What does this geo-blocking thing mean?
The TAB is the only sports betting provider allowed to operate in New Zealand. This means it has a monopoly on sports betting within New Zealand. However, local punters are currently free to use online platforms from overseas providers. McAnulty has confirmed that cabinet has agreed in principle to introduce legislation that would allow the government to block NZ punters from being able to access online platforms provided by overseas companies not owned by Entain. This will hand Entain a complete monopoly over sports betting for New Zealand punters. Which begs the question: why is this legislation only now being agreed to off the back of a $100m offer from Entain? What a sorry state we appear to be in, allowing an overseas company to purchase legislation that will provide them with total monopoly of an industry.

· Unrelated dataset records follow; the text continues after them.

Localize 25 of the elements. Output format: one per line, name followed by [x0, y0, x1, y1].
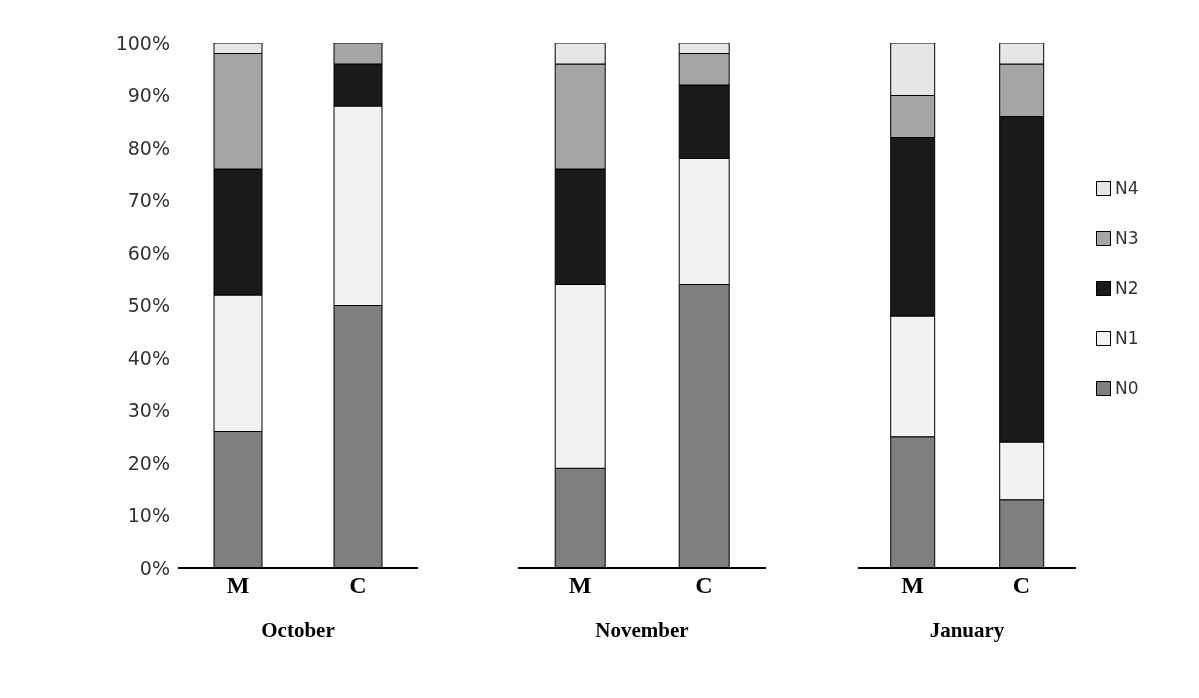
x-tick-label: M [568, 572, 592, 599]
y-tick-label: 30% [127, 399, 170, 422]
x-axis-title: October [260, 618, 336, 643]
legend-label: N0 [1115, 378, 1139, 398]
y-tick-label: 60% [127, 241, 170, 264]
y-tick-label: 40% [127, 346, 170, 369]
y-tick-label: 80% [127, 136, 170, 159]
y-tick-label: 100% [115, 31, 170, 54]
y-tick-label: 0% [139, 556, 170, 579]
y-tick-label: 50% [127, 294, 170, 317]
legend-label: N1 [1115, 328, 1139, 348]
x-tick-label: M [901, 572, 924, 599]
y-tick-label: 90% [127, 84, 170, 107]
legend-label: N2 [1115, 278, 1139, 298]
y-tick-label: 70% [127, 189, 170, 212]
y-tick-label: 20% [127, 451, 170, 474]
x-axis-title: January [928, 618, 1006, 643]
y-tick-label: 10% [127, 504, 170, 527]
legend-label: N3 [1115, 228, 1139, 248]
x-tick-label: C [1012, 572, 1031, 599]
x-axis-title: November [594, 618, 690, 643]
x-tick-label: C [349, 572, 367, 599]
legend-label: N4 [1115, 178, 1139, 198]
x-tick-label: M [226, 572, 250, 599]
x-tick-label: C [695, 572, 713, 599]
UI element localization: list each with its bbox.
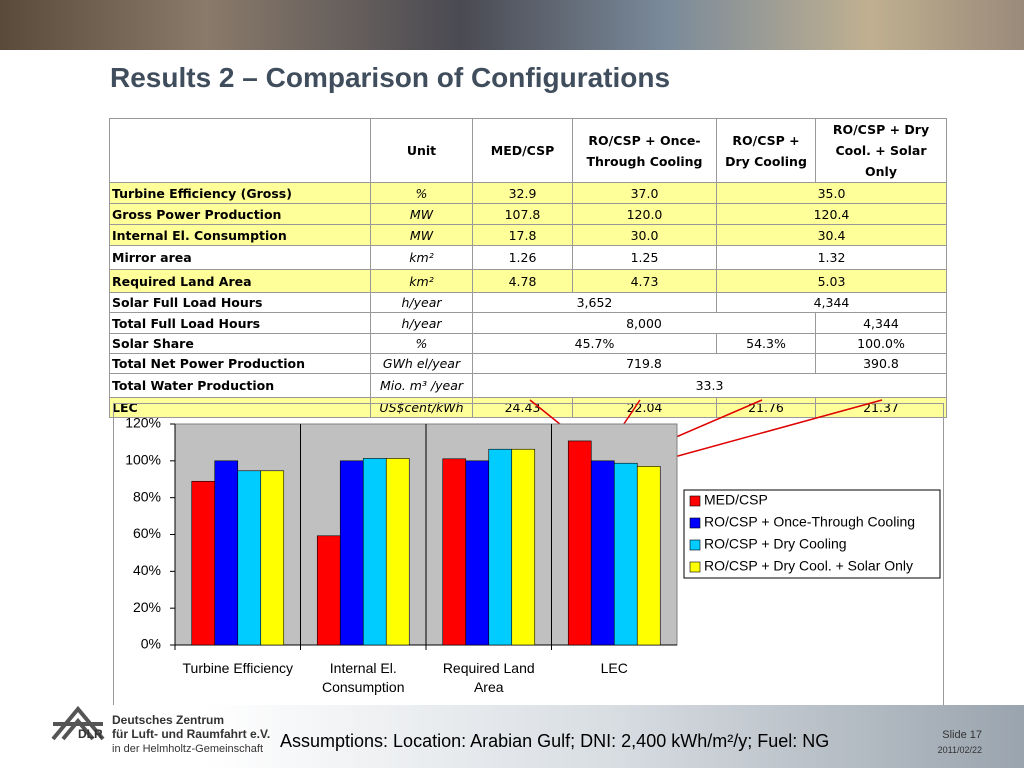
legend-swatch <box>689 495 701 507</box>
value-cell: 17.8 <box>472 224 573 246</box>
row-unit: MW <box>370 203 473 225</box>
bar <box>260 470 285 646</box>
slide-title: Results 2 – Comparison of Configurations <box>110 62 671 93</box>
results-table: Unit MED/CSP RO/CSP + Once-Through Cooling… <box>109 118 947 418</box>
table-row: Total Full Load Hours h/year 8,000 4,344 <box>109 312 947 334</box>
x-tick-label: Internal El. Consumption <box>322 660 405 695</box>
row-label: Internal El. Consumption <box>109 224 371 246</box>
y-tick-label: 40% <box>133 562 161 578</box>
table-row: Total Net Power Production GWh el/year 719… <box>109 353 947 374</box>
value-cell: 33.3 <box>472 373 947 398</box>
arrow <box>655 399 883 463</box>
bar <box>339 460 364 646</box>
bar <box>613 462 638 646</box>
y-tick-label: 80% <box>133 488 161 504</box>
legend-label: RO/CSP + Once-Through Cooling <box>704 514 915 530</box>
value-cell: 22.04 <box>572 397 717 418</box>
legend-swatch <box>689 539 701 551</box>
y-tick-label: 60% <box>133 525 161 541</box>
logo-text: für Luft- und Raumfahrt e.V. <box>112 727 271 741</box>
table-row: Turbine Efficiency (Gross)% 32.9 37.0 35.0 <box>109 182 947 204</box>
bar <box>567 440 592 646</box>
bar <box>442 458 467 646</box>
table-row: Gross Power Production MW 107.8 120.0 120.4 <box>109 203 947 225</box>
value-cell: 1.25 <box>572 245 717 270</box>
y-tick-label: 120% <box>125 415 161 431</box>
legend-label: MED/CSP <box>704 492 768 508</box>
row-unit: % <box>370 182 473 204</box>
value-cell: 30.0 <box>572 224 717 246</box>
y-tick-label: 100% <box>125 452 161 468</box>
column-header: RO/CSP + Dry Cool. + Solar Only <box>815 118 947 183</box>
bar <box>590 460 615 646</box>
column-header: MED/CSP <box>472 118 573 183</box>
legend-swatch <box>689 517 701 529</box>
footer: DLR Deutsches Zentrum für Luft- und Raum… <box>0 705 1024 768</box>
row-label: Required Land Area <box>109 269 371 293</box>
row-unit: km² <box>370 269 473 293</box>
row-unit: Mio. m³ /year <box>370 373 473 398</box>
value-cell: 5.03 <box>716 269 947 293</box>
bar <box>385 458 410 646</box>
legend-label: RO/CSP + Dry Cool. + Solar Only <box>704 558 913 574</box>
x-tick-label: Required Land Area <box>442 660 535 695</box>
value-cell: 107.8 <box>472 203 573 225</box>
value-cell: 35.0 <box>716 182 947 204</box>
slide-number: Slide 17 <box>942 729 982 741</box>
value-cell: 4.73 <box>572 269 717 293</box>
bar <box>362 458 387 646</box>
table-row: Solar Full Load Hours h/year 3,652 4,344 <box>109 292 947 313</box>
legend-swatch <box>689 561 701 573</box>
value-cell: 120.0 <box>572 203 717 225</box>
bar <box>214 460 239 646</box>
bar <box>237 470 262 646</box>
slide-date: 2011/02/22 <box>937 745 982 755</box>
value-cell: 120.4 <box>716 203 947 225</box>
bar <box>511 448 536 646</box>
value-cell: 1.26 <box>472 245 573 270</box>
banner-image <box>0 0 1024 50</box>
header-cell-empty <box>109 118 371 183</box>
value-cell: 37.0 <box>572 182 717 204</box>
x-tick-label: LEC <box>600 660 628 676</box>
table-row: Internal El. Consumption MW 17.8 30.0 30.4 <box>109 224 947 246</box>
value-cell: 4,344 <box>815 312 947 334</box>
assumptions-note: Assumptions: Location: Arabian Gulf; DNI… <box>280 731 830 751</box>
bar <box>636 466 661 646</box>
bar <box>191 480 216 646</box>
bar <box>316 535 341 646</box>
x-tick-label: Turbine Efficiency <box>182 660 294 676</box>
y-tick-label: 20% <box>133 599 161 615</box>
value-cell: 4.78 <box>472 269 573 293</box>
legend-label: RO/CSP + Dry Cooling <box>704 536 847 552</box>
table-row: Mirror area km² 1.26 1.25 1.32 <box>109 245 947 270</box>
bar <box>488 448 513 646</box>
table-row: Total Water Production Mio. m³ /year 33.3 <box>109 373 947 398</box>
bar <box>465 460 490 646</box>
logo-mark-text: DLR <box>78 727 103 741</box>
dlr-logo-mark <box>51 705 105 741</box>
header-row: Unit MED/CSP RO/CSP + Once-Through Cooling… <box>109 118 947 183</box>
row-label: Total Water Production <box>109 373 371 398</box>
row-unit: h/year <box>370 312 473 334</box>
row-unit: MW <box>370 224 473 246</box>
value-cell: 32.9 <box>472 182 573 204</box>
legend-box <box>683 489 941 579</box>
logo-text: in der Helmholtz-Gemeinschaft <box>112 743 264 755</box>
row-unit: US$cent/kWh <box>370 397 473 418</box>
value-cell: 30.4 <box>716 224 947 246</box>
y-tick-label: 0% <box>141 636 161 652</box>
row-label: Mirror area <box>109 245 371 270</box>
row-label: Gross Power Production <box>109 203 371 225</box>
value-cell: 21.37 <box>815 397 947 418</box>
logo-text: Deutsches Zentrum <box>112 713 225 727</box>
table-row: Required Land Area km² 4.78 4.73 5.03 <box>109 269 947 293</box>
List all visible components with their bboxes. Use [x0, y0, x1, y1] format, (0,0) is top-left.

But at least everyone keeps their jobs, right?
As part of this agreement, Entain has agreed to retain the 460 TAB employees for two years – which will go pretty quickly, when you consider it’s a 25-year outsourcing deal. It seems on the surface to be little more than a grace period for the existing TAB employees to arrange other options, given the breakneck speed at which this deal has been agreed to, which is expected to commence as soon as June (ie next week).
This all sounds bleak. Does anyone win?
There are some clear winners here. First and foremost Entain, as you’ve likely gathered. It stands to extract upwards of $4bn from our economy over the next 25 years. There are some short-term winners here too. By signing off on this agreement, McAnulty has provided the racing codes with an unprecedented $150m payout, cash in hand, on top of guaranteed distributions for five years. Not bad for a pastime that’s been declining in public interest for some time.

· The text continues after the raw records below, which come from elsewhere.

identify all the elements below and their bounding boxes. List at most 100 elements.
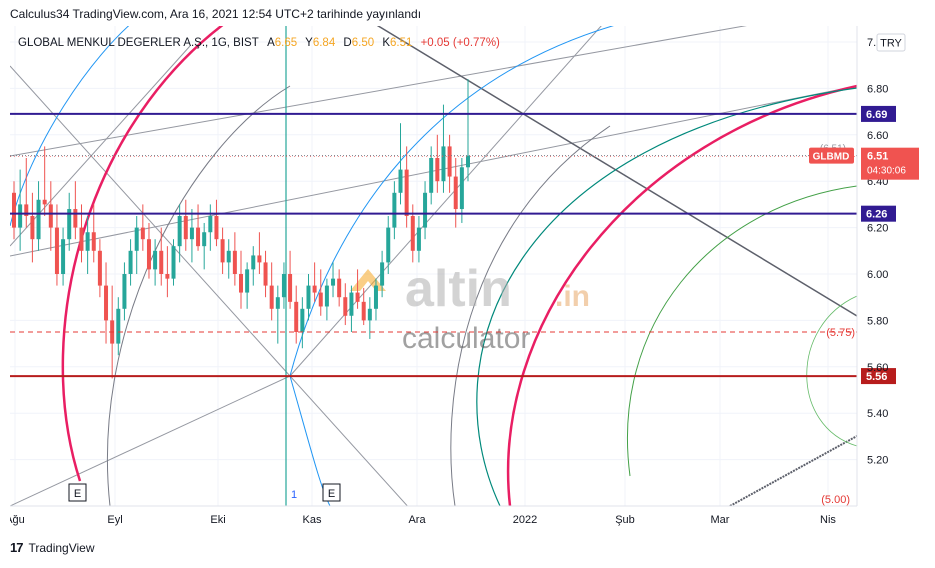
candle	[275, 285, 280, 344]
x-axis[interactable]: Ağu Eyl Eki Kas Ara 2022 Şub Mar Nis	[5, 514, 836, 526]
candle-body	[24, 204, 29, 216]
y-tick-label: 5.40	[867, 408, 888, 420]
candle-body	[331, 278, 336, 286]
candle-body	[263, 262, 268, 286]
plot-background	[10, 26, 857, 506]
chart-area[interactable]: altin .in calculator 6.69 6.26 5.56 (5.75)…	[5, 26, 922, 531]
candle	[97, 239, 102, 298]
candle	[146, 222, 151, 279]
earnings-marker[interactable]: E	[322, 483, 341, 502]
legend-high: 6.84	[313, 37, 336, 49]
candle	[373, 278, 378, 321]
split-marker[interactable]: 1	[291, 489, 297, 501]
gann-arc-green-small	[806, 295, 857, 447]
y-tick-label: 6.00	[867, 269, 888, 281]
level-value: 6.69	[866, 109, 887, 121]
candle	[42, 146, 47, 216]
candle-body	[288, 274, 293, 302]
candle-body	[18, 204, 23, 228]
footer-brand[interactable]: TradingView	[28, 540, 95, 555]
y-axis[interactable]: 5.205.405.605.806.006.206.406.606.807.00	[867, 37, 888, 467]
candle	[343, 283, 348, 326]
candle	[380, 250, 385, 298]
candle	[429, 146, 434, 205]
candle	[416, 216, 421, 263]
last-price-marker: GLBMD 6.51 04:30:06	[809, 147, 919, 180]
candle-body	[318, 292, 323, 307]
candle-body	[343, 297, 348, 316]
candle-body	[104, 285, 109, 321]
candle-body	[349, 292, 354, 316]
x-tick-label: Kas	[303, 514, 322, 526]
candle	[24, 158, 29, 228]
x-tick-label: Ara	[408, 514, 426, 526]
y-tick-label: 5.20	[867, 455, 888, 467]
earnings-marker-label: E	[328, 488, 335, 500]
candle-body	[441, 146, 446, 182]
candle-body	[42, 199, 47, 205]
candle	[361, 287, 366, 326]
support-trend-line	[729, 435, 857, 506]
candle-body	[128, 250, 133, 274]
legend-change: +0.05 (+0.77%)	[421, 37, 500, 49]
candle-body	[373, 285, 378, 309]
levels: 6.69 6.26 5.56	[10, 105, 896, 385]
gann-arc-red	[506, 84, 857, 506]
svg-text:GLOBAL MENKUL DEGERLER A.Ş., 1: GLOBAL MENKUL DEGERLER A.Ş., 1G, BIST A6…	[18, 37, 500, 49]
gann-line	[289, 26, 602, 377]
y-tick-label: 6.20	[867, 223, 888, 235]
gann-arc-gray	[450, 125, 611, 506]
candle-body	[239, 274, 243, 293]
gann-arc-teal	[476, 87, 857, 506]
candle-body	[140, 227, 145, 240]
candle-body	[153, 250, 158, 270]
y-tick-label: 6.80	[867, 83, 888, 95]
currency-label: TRY	[880, 38, 902, 50]
legend-open-label: A	[267, 37, 275, 49]
watermark-brand: altin	[405, 260, 512, 318]
candle	[288, 250, 293, 309]
candle-body	[306, 285, 311, 309]
x-tick-label: Eyl	[107, 514, 122, 526]
candle	[171, 239, 176, 286]
candle	[324, 278, 329, 321]
x-tick-label: Eki	[210, 514, 225, 526]
candle	[85, 216, 90, 274]
tradingview-logo-icon[interactable]: 17	[10, 540, 24, 555]
candle	[312, 262, 317, 302]
candle	[306, 274, 311, 321]
candle	[269, 262, 274, 321]
candle	[453, 158, 458, 228]
candle	[239, 250, 243, 309]
candle	[104, 262, 109, 344]
x-tick-label: Ağu	[10, 514, 25, 526]
grid	[10, 26, 857, 506]
y-tick-label: 6.60	[867, 130, 888, 142]
candle-body	[146, 239, 151, 270]
candle	[392, 181, 397, 240]
candle	[214, 199, 219, 247]
candle-body	[116, 308, 121, 344]
currency-badge[interactable]: TRY	[876, 33, 906, 52]
candle	[459, 158, 464, 223]
candle-body	[294, 301, 299, 332]
candle	[61, 227, 66, 286]
candle-body	[226, 250, 231, 263]
candle	[153, 239, 158, 286]
level-value: 5.56	[866, 371, 887, 383]
candle-body	[423, 192, 428, 228]
candle-body	[398, 169, 403, 193]
earnings-marker[interactable]: E	[68, 483, 87, 502]
candle-body	[36, 199, 41, 240]
candle-body	[251, 255, 256, 270]
legend: GLOBAL MENKUL DEGERLER A.Ş., 1G, BIST A6…	[18, 37, 500, 49]
candle	[367, 297, 372, 339]
legend-close-label: K	[382, 37, 390, 49]
candle	[196, 204, 201, 251]
candle-body	[410, 216, 415, 251]
candle-body	[447, 146, 452, 177]
candle	[447, 134, 452, 193]
candle-body	[429, 158, 434, 193]
price-chart[interactable]: altin .in calculator 6.69 6.26 5.56 (5.75)…	[5, 26, 922, 531]
candle-body	[134, 227, 139, 251]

But why is all that money going to racing?
That really is the million dollar question. McAnulty has signed off for the guaranteed $900 million in the first 5 years for NZ racing. But what about NZ sports? A mere $15 million has been allocated for distribution to non-animal racing sports. This isn’t a huge surprise as NZ sports have been getting shafted like this by the TAB distribution practices for years. But it’s becoming increasingly harder to justify the massive funding discrepancy between NZ racing and NZ sports from the TAB.

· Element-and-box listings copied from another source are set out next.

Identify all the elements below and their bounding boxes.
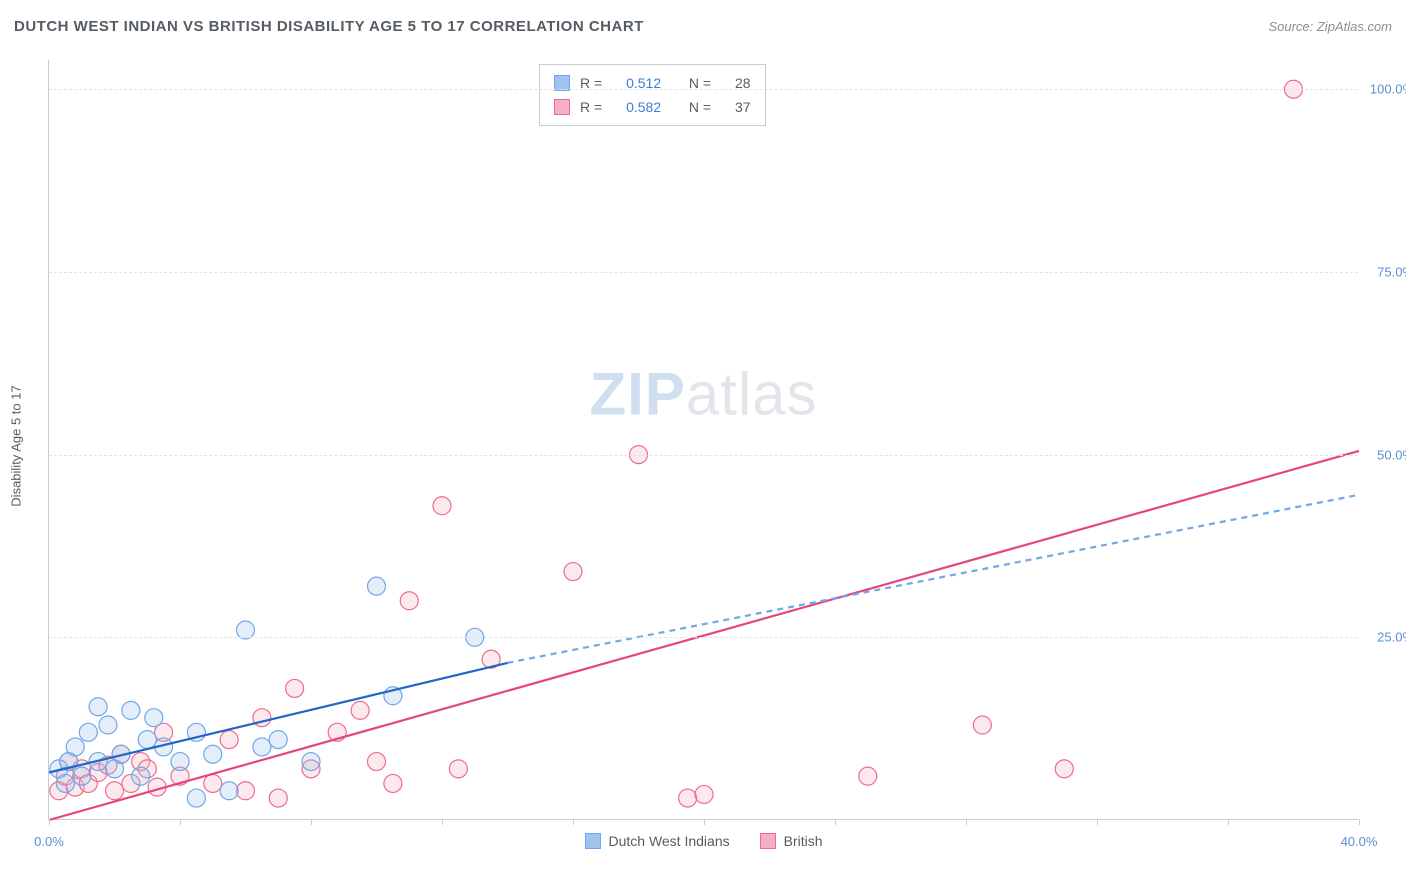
data-point [695, 785, 713, 803]
data-point [106, 782, 124, 800]
x-tick [704, 819, 705, 825]
x-tick [966, 819, 967, 825]
data-point [73, 767, 91, 785]
data-point [79, 723, 97, 741]
x-tick [311, 819, 312, 825]
data-point [145, 709, 163, 727]
data-point [400, 592, 418, 610]
data-point [204, 745, 222, 763]
data-point [220, 731, 238, 749]
data-point [204, 774, 222, 792]
data-point [351, 701, 369, 719]
data-point [368, 753, 386, 771]
legend-swatch-british [760, 833, 776, 849]
series-legend: Dutch West Indians British [584, 833, 822, 849]
x-tick [835, 819, 836, 825]
data-point [286, 679, 304, 697]
x-tick [180, 819, 181, 825]
gridline [49, 272, 1358, 273]
chart-plot-area: ZIPatlas R = 0.512 N = 28 R = 0.582 N = … [48, 60, 1358, 820]
gridline [49, 637, 1358, 638]
swatch-british [554, 99, 570, 115]
data-point [56, 774, 74, 792]
gridline [49, 89, 1358, 90]
y-tick-label: 50.0% [1377, 447, 1406, 462]
y-tick-label: 25.0% [1377, 630, 1406, 645]
legend-item-british: British [760, 833, 823, 849]
x-tick [442, 819, 443, 825]
data-point [237, 782, 255, 800]
x-tick [573, 819, 574, 825]
data-point [859, 767, 877, 785]
data-point [220, 782, 238, 800]
x-tick-label: 0.0% [34, 834, 64, 849]
x-tick-label: 40.0% [1341, 834, 1378, 849]
data-point [1055, 760, 1073, 778]
data-point [66, 738, 84, 756]
data-point [433, 497, 451, 515]
data-point [132, 767, 150, 785]
data-point [368, 577, 386, 595]
data-point [187, 789, 205, 807]
data-point [269, 789, 287, 807]
x-tick [49, 819, 50, 825]
data-point [253, 738, 271, 756]
scatter-svg [49, 60, 1358, 819]
data-point [564, 563, 582, 581]
data-point [171, 753, 189, 771]
source-credit: Source: ZipAtlas.com [1268, 19, 1392, 34]
x-tick [1228, 819, 1229, 825]
x-tick [1359, 819, 1360, 825]
data-point [302, 753, 320, 771]
legend-swatch-dutch [584, 833, 600, 849]
data-point [237, 621, 255, 639]
data-point [449, 760, 467, 778]
data-point [99, 716, 117, 734]
stats-row-dutch: R = 0.512 N = 28 [554, 71, 751, 95]
gridline [49, 455, 1358, 456]
data-point [122, 701, 140, 719]
y-tick-label: 75.0% [1377, 264, 1406, 279]
y-tick-label: 100.0% [1370, 82, 1406, 97]
data-point [89, 698, 107, 716]
data-point [973, 716, 991, 734]
correlation-stats-box: R = 0.512 N = 28 R = 0.582 N = 37 [539, 64, 766, 126]
data-point [269, 731, 287, 749]
data-point [384, 774, 402, 792]
y-axis-label: Disability Age 5 to 17 [9, 385, 24, 506]
x-tick [1097, 819, 1098, 825]
data-point [138, 731, 156, 749]
stats-row-british: R = 0.582 N = 37 [554, 95, 751, 119]
legend-item-dutch: Dutch West Indians [584, 833, 729, 849]
chart-title: DUTCH WEST INDIAN VS BRITISH DISABILITY … [14, 18, 644, 35]
data-point [679, 789, 697, 807]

The writing has been on the wall for the racing codes since 2018. The TAB’s annual report found its horse racing punters are aging out of the game (to put it nicely). The report said millenials just aren’t interested in racing and prefer to spend their money on sports. The sports betting book, of course, is booming. More Kiwi punters than ever are using the TAB but they just aren’t using it for racing. That’s a problem when you look at the TAB’s distribution and see numbers like $100m distributed to the three racing codes and $5m to share between the 20+ sporting codes (if they’re lucky).
It makes you wonder if it’s really the TAB that can’t support itself or is it NZ racing that aren’t getting the funding numbers it used to get from TAB that’s become unsustainable. From that perspective it looks like NZ racing could be trying to get one last squeeze from the lemon as it comes to terms with a new world that seems to be leaving the racing industry behind.
Did the public win anything of note here?
Unfortunately not a lot. With Entain aiming to massively ramp up the number of active gamblers in our country, what thought was given to harm minimisation? McAnulty proudly reports he negotiated $5m (from the initial $150m payout) to go towards introducing facial recognition software and “research” towards harm minimisation, whatever that may mean. He reminds us gambling is not the problem, it’s the problem gambling. Given Entain’s track record with harm minimisation, that might be a problem we see a lot more of in our society in the future.